The hunt for the M1’s neural engine

After yesterday’s explanation of the Apple Neural Engine (ANE) in M1 series Macs, it’s time to go in search of this elusive part of Apple Silicon chips, and discover how it’s used.

So far, all I have seen of the ANE are some entries in the log, and claims for how much it can accelerate Machine Learning (ML). The ANE first makes its appearance early during the kernel phase of the boot process, initially through its Load Balancer, which is initialised with
virtual bool H1xANELoadBalancer::init(OSDictionary *) WE are here: H1xANELoadBalancer: 30
virtual IOService *H1xANELoadBalancer::probe(IOService *, SInt32 *) WE are here: H1xANELoadBalancer: 51, res: <private&rt;, score: 0
H1xANELoadBalancer::start, provider: <private&rt;
H1xANELoadBalancer::start, res: 1
WE are here: H1xANELoadBalancer
virtual bool H1xANELoadBalancer::start(IOService *) :H11ANEIn::start - ANE LB is enabled by default!

That’s followed by the ANE interface:
static AppleH1xANEMsgQue *AppleH1xANEMsgQue::WithLoadBalancerInterface(H1xANELoadBalancer *)
static AppleH1xANEMsgQue *AppleH1xANEMsgQue::WithLoadBalancerInterface(H1xANELoadBalancer *) line 37
IOReturn AppleH1xANEMsgQue::startMsgQ(H1xANELoadBalancer *)
static AppleH1xANEMsgQue *AppleH1xANEMsgQue::WithLoadBalancerInterface(H1xANELoadBalancer *) Done

then the Load Balancer again
Done H1xANELoadBalancer, start H1xANEMessages workloop

followed later by other messages recording initialisation of the ANE interface.

After that, ANE seems to get along with its work quietly. During Visual Look Up, mediaanalysisd is a bit more forthcoming, posting short sequences at the start of each run of the ANE like
Found matching service: H1xANELoadBalancer
Found ANE H1xANELoadBalancer :1
Found matching service: H11ANEIn
Found ANE device :2
Total num of devices 2
LB Found at index 0
(Single-ANE System with LB) Opening H11ANE device
H11ANEDevice::H11ANEDeviceOpen, usage type: 1
H11ANE Device Open succeeded with usage type: 1
(Single-ANE System with LB) Selected H11ANE device

Those are followed by a series of messages written by, which manages the ANE during Visual Look Up.

I next looked for an app which might load the ANE. Geekbench ML looked promising, but so far only seems available for iOS and Android, so I built my own using one of Apple’s ML demo projects. That ran consistently faster on M1 series Macs than on this Intel iMac Pro. For instance, the median time to complete one learn and test cycle was 2.26 seconds on Intel, and 1.21 seconds on M1 Macs. That’s a similar magnitude of acceleration that I have seen during neural network sections of Visual Look Up.

The acid test, though, was inspecting the responses of the ANE using powermetrics. That’s something of a monster, which can dump fine detail about each core and a great deal more, including a little about the ANE. Once running my test ML app, it was soon taking 100% active residency on the first of the P cores at a frequency of 3036-3228 MHz. However, that app didn’t make the ANE or GPU blink: ANE power remained steadfastly at 0 mW, with GPU power at only 5 mW and idling at 4 MHz. That’s in spite of the app making plenty of calls to use BNNS, and running for several seconds.

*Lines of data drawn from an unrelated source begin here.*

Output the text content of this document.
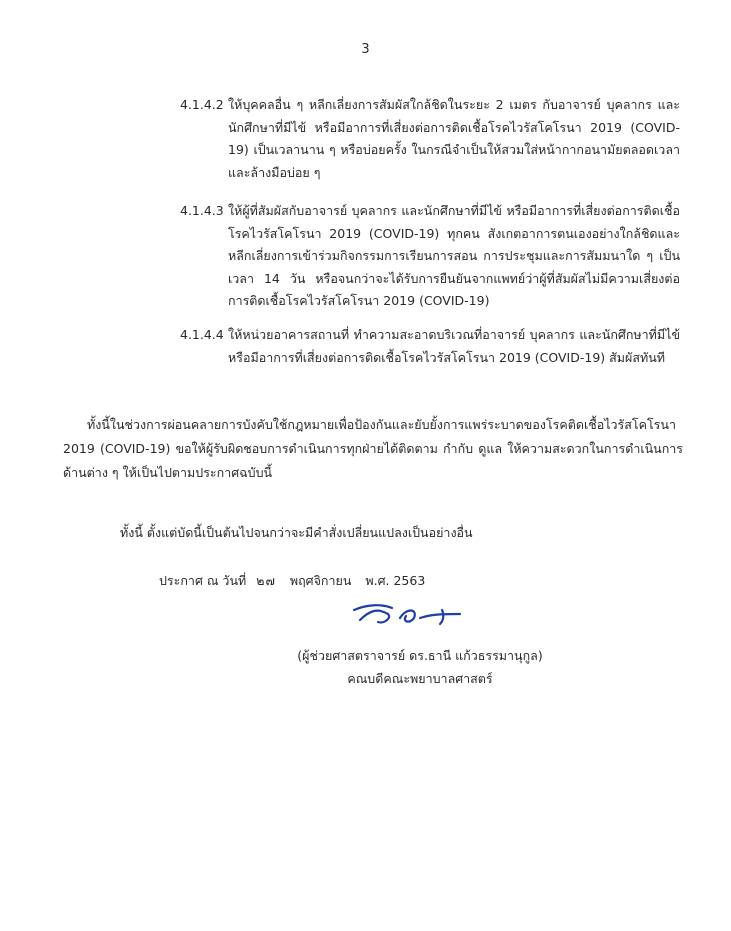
3
4.1.4.2 ให้บุคคลอื่น ๆ หลีกเลี่ยงการสัมผัสใกล้ชิดในระยะ 2 เมตร กับอาจารย์ บุคลากร และนักศึกษาที่มีไข้ หรือมีอาการที่เสี่ยงต่อการติดเชื้อโรคไวรัสโคโรนา 2019 (COVID-19) เป็นเวลานาน ๆ หรือบ่อยครั้ง ในกรณีจำเป็นให้สวมใส่หน้ากากอนามัยตลอดเวลา และล้างมือบ่อย ๆ
4.1.4.3 ให้ผู้ที่สัมผัสกับอาจารย์ บุคลากร และนักศึกษาที่มีไข้ หรือมีอาการที่เสี่ยงต่อการติดเชื้อโรคไวรัสโคโรนา 2019 (COVID-19) ทุกคน สังเกตอาการตนเองอย่างใกล้ชิดและหลีกเลี่ยงการเข้าร่วมกิจกรรมการเรียนการสอน การประชุมและการสัมมนาใด ๆ เป็นเวลา 14 วัน หรือจนกว่าจะได้รับการยืนยันจากแพทย์ว่าผู้ที่สัมผัสไม่มีความเสี่ยงต่อการติดเชื้อโรคไวรัสโคโรนา 2019 (COVID-19)
4.1.4.4 ให้หน่วยอาคารสถานที่ ทำความสะอาดบริเวณที่อาจารย์ บุคลากร และนักศึกษาที่มีไข้ หรือมีอาการที่เสี่ยงต่อการติดเชื้อโรคไวรัสโคโรนา 2019 (COVID-19) สัมผัสทันที
ทั้งนี้ในช่วงการผ่อนคลายการบังคับใช้กฎหมายเพื่อป้องกันและยับยั้งการแพร่ระบาดของโรคติดเชื้อไวรัสโคโรนา 2019 (COVID-19) ขอให้ผู้รับผิดชอบการดำเนินการทุกฝ่ายได้ติดตาม กำกับ ดูแล ให้ความสะดวกในการดำเนินการด้านต่าง ๆ ให้เป็นไปตามประกาศฉบับนี้
ทั้งนี้ ตั้งแต่บัดนี้เป็นต้นไปจนกว่าจะมีคำสั่งเปลี่ยนแปลงเป็นอย่างอื่น
ประกาศ ณ วันที่ ๒๗ พฤศจิกายน พ.ศ. 2563
(ผู้ช่วยศาสตราจารย์ ดร.ธานี แก้วธรรมานุกูล)
คณบดีคณะพยาบาลศาสตร์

It was therefore time to return to the one feature which I know reliably invokes the ANE repeatedly, Visual Look Up (VLU). Running a series of powermetrics samples during successful VLU finally demonstrated the salience of the ANE.

In the first sampling period of a second, ANE drew 30 mW power, dropping slightly to 22 mW in the second period, then peaking at 49 mW in the third. ANE read reached a maximum of 232 MB/s and write 167 MB/s. GPU power and frequency remained low, suggesting that the ML code in VLU is normally handled by the ANE. Those figures correspond to the first phase of VLU involving analysis and parsing. The second, of visual search, was accompanied by shorter and lower ANE activity.


  • Visual Look Up on M1 series Macs consistently uses the Apple Neural Engine.
  • VLU’s call chain is through mediaanalysisd, which uses Espresso to manage the ANE. Espresso is also used on Intel Macs to manage neural networks run on their CPU cores.
  • Maximum power drawn by the ANE was 49 mW, which is low even in comparison to that required by E cores.
  • The ANE reached high peak (memory) read and write rates of 232 and 167 MB/s during use.
  • BNNS functions may be run entirely on CPU cores, even when they appear suitable for the ANE, and the ANE is available.
  • powermetrics is the tool of choice for observing ANE activity; indeed, it appears to be the only tool.